How do p53 mutants regulate glucose and mitochondrial metabolism? The observation that SLC25A1 reverts the Warburg effect and promotes mitochondrial respiration, raises the question of whether mutp53 plays a similar effect and thus also, in part, shares the activities of its native wild-type p53 counterpart. Accordingly, in patients affected by Li–Fraumeni syndrome harboring mutations of the p53 gene, mitochondrial respiration is increased in the skeletal muscle associated with high levels of mitochondrial respiratory complexes [6]. Even more intriguingly, mice harboring the p53R172H mutation (equivalent to the human codon R175H) display enhanced endurance during exercise and wild-type p53 was shown previously to promote a similar phenotype [2]. These observations intriguingly highlight that wild-type and mutant p53 may share pro-survival activities that enable adaptation to metabolic stress, although to what extent SLC25A1 is involved in these effects is still unclear. On the other hand, a second study has shown that tumor-derived p53 mutants stimulate the Warburg effect in cancer cells in conditions in which glucose is abundant, and genetic inhibition of glucose transporters compromises p53-mutant driven oncogenesis [7].

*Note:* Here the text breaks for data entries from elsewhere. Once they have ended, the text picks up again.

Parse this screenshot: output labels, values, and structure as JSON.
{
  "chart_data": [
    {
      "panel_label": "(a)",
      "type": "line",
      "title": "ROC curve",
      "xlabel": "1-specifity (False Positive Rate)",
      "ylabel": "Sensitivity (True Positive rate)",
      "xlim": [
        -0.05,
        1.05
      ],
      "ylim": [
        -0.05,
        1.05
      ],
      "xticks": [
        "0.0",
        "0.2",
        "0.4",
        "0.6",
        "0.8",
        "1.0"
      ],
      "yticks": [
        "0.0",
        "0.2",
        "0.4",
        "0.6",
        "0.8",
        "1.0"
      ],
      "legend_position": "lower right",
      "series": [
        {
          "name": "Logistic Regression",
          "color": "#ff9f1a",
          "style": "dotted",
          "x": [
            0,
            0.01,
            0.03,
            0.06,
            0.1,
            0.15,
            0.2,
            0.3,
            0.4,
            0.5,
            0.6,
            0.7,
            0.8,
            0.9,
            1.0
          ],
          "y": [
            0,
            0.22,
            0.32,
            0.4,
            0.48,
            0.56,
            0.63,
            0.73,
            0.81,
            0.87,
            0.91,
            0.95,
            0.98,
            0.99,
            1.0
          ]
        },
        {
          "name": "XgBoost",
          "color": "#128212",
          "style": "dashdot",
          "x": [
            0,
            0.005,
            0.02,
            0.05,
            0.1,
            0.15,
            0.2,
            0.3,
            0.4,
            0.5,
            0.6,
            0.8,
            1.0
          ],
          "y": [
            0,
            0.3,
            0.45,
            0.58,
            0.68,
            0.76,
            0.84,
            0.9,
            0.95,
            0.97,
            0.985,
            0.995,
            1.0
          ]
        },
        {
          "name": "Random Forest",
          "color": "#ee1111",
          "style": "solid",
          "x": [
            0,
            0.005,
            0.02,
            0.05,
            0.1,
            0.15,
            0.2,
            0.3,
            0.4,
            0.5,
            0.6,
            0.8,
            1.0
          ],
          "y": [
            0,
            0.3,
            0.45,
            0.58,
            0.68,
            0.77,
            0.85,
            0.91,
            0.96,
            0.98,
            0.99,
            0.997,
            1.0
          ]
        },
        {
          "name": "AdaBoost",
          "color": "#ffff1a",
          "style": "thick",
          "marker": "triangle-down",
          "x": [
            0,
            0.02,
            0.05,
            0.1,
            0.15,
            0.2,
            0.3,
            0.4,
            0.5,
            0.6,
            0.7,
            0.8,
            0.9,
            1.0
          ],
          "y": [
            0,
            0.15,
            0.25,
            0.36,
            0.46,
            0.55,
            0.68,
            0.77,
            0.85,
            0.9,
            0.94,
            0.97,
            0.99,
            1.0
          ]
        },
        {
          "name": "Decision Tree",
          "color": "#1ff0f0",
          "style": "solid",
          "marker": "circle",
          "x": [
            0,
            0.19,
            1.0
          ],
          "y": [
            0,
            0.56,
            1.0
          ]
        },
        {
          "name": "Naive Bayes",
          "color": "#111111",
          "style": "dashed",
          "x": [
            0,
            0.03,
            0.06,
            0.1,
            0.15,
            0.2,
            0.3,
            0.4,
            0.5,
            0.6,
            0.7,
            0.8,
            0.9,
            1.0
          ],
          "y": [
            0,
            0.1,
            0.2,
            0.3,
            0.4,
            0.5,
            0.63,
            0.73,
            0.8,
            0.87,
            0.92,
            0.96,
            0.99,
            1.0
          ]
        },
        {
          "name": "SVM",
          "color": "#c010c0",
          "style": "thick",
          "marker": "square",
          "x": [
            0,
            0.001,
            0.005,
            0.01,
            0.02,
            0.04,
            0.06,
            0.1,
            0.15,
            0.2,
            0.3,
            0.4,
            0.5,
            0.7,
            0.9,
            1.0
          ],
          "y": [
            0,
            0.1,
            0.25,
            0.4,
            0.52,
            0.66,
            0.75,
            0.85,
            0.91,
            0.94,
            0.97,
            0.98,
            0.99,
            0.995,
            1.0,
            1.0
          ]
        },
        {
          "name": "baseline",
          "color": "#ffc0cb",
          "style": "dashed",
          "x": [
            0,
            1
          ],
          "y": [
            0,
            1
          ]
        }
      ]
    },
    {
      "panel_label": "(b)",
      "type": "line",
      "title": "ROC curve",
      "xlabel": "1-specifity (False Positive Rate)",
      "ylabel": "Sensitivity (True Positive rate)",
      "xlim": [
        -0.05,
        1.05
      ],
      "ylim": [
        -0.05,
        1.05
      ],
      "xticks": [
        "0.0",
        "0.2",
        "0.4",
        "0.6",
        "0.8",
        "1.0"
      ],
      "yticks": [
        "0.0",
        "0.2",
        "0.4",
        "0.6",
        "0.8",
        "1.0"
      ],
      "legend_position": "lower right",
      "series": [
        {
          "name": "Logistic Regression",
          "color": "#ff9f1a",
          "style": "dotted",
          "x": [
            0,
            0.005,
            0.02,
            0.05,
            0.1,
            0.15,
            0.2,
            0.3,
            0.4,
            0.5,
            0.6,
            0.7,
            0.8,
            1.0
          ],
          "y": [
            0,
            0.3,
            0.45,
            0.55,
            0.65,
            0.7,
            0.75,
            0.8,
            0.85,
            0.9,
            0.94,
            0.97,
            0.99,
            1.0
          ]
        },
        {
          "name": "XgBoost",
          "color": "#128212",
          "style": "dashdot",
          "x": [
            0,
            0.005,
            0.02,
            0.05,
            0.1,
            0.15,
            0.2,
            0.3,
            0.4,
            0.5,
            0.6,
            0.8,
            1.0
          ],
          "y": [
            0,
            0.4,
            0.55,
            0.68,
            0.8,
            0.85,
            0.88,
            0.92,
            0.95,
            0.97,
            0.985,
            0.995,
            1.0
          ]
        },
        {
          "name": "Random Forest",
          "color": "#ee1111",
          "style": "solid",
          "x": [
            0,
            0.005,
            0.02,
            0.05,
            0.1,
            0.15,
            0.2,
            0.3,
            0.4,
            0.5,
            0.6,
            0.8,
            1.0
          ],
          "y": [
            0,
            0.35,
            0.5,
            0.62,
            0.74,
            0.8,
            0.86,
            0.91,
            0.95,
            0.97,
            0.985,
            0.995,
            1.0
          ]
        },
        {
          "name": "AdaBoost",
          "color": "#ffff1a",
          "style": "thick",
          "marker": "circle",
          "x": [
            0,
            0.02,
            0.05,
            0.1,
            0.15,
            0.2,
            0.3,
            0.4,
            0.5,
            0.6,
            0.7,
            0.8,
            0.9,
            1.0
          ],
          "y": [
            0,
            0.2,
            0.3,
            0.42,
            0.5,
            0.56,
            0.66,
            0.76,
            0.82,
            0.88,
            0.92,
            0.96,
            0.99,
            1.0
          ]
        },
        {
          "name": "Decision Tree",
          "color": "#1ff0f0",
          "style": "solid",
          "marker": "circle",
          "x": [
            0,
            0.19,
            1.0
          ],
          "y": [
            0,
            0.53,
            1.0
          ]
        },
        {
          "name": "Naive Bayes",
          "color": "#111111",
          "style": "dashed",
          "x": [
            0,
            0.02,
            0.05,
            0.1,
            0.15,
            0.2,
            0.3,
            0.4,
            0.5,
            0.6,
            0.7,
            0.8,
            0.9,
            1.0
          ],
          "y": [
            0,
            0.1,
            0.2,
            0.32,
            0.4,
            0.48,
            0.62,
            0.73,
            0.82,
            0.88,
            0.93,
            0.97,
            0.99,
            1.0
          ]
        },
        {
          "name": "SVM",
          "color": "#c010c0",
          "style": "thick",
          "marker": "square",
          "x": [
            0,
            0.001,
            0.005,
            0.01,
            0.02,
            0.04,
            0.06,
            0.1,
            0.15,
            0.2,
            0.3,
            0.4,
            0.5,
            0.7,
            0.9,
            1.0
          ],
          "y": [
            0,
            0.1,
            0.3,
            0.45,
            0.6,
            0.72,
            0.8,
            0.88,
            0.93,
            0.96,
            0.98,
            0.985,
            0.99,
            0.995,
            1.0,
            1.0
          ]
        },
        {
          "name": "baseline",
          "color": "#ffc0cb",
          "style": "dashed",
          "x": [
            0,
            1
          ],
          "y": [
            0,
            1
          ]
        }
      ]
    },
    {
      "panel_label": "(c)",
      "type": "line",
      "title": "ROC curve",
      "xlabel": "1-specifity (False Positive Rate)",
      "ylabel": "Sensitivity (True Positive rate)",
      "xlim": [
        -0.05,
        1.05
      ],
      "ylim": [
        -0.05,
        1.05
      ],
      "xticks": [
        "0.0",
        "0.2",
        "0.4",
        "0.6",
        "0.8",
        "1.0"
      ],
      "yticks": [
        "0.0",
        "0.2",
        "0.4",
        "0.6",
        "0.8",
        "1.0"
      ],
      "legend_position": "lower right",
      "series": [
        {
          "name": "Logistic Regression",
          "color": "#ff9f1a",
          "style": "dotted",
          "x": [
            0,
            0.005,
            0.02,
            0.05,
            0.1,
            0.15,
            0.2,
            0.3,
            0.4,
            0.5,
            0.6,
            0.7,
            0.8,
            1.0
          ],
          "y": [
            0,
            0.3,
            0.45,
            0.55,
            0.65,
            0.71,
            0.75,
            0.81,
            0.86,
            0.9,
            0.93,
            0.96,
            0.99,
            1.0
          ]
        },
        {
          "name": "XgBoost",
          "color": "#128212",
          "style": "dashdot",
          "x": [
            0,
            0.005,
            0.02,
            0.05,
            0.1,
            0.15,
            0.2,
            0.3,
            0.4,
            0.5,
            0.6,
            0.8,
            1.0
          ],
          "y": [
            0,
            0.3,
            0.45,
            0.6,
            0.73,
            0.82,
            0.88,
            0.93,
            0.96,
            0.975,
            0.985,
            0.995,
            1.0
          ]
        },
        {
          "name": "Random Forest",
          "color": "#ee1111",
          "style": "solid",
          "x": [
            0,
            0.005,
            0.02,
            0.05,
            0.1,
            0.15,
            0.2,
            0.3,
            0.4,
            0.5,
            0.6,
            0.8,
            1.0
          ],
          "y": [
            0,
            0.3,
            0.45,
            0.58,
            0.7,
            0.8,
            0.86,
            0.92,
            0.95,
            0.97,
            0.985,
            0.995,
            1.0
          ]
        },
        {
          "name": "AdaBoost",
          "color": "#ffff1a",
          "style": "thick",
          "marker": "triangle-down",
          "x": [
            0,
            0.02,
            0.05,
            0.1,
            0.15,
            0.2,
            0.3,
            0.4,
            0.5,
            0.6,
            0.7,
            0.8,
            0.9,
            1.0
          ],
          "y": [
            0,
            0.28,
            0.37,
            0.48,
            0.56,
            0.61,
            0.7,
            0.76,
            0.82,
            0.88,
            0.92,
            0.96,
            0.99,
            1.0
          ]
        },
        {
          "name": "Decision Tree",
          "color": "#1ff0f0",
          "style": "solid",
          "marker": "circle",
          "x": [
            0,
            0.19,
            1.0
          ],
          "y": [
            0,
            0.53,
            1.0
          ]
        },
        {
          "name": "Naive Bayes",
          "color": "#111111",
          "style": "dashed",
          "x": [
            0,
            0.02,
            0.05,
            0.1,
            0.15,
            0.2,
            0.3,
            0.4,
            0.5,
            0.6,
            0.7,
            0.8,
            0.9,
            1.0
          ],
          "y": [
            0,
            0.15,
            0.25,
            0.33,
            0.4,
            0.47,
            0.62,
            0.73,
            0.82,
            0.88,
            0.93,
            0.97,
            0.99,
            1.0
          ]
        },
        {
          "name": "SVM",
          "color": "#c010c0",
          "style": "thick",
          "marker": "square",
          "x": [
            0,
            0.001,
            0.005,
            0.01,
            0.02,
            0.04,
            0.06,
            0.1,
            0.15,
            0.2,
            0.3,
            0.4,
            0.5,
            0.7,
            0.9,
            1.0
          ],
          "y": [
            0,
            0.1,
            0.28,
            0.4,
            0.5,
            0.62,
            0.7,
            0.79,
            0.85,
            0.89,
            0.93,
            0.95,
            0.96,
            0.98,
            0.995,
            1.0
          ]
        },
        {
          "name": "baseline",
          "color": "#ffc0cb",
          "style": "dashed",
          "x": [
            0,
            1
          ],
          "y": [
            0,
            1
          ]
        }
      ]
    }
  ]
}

These studies suggest that regulation of cellular metabolism by mutp53 may be complex, and depend strongly upon the type of tissue, the “geographical” metabolic heterogeneity of tumor cells as well as the stage of tumor initiation/progression. Finally, we have reported additional key activities of SLC25A1 that are relevant to oncogenesis, consisting of regulation of mitochondrial autophagy, inflammation as well as of the intracellular pools of Acetyl-Coenzyme A, the donor for all trans-acetylation reactions [5,8]. Therefore, SLC25A1 likely provides a nodal point at the cross-road of multiple signal pathways altered by mutant p53.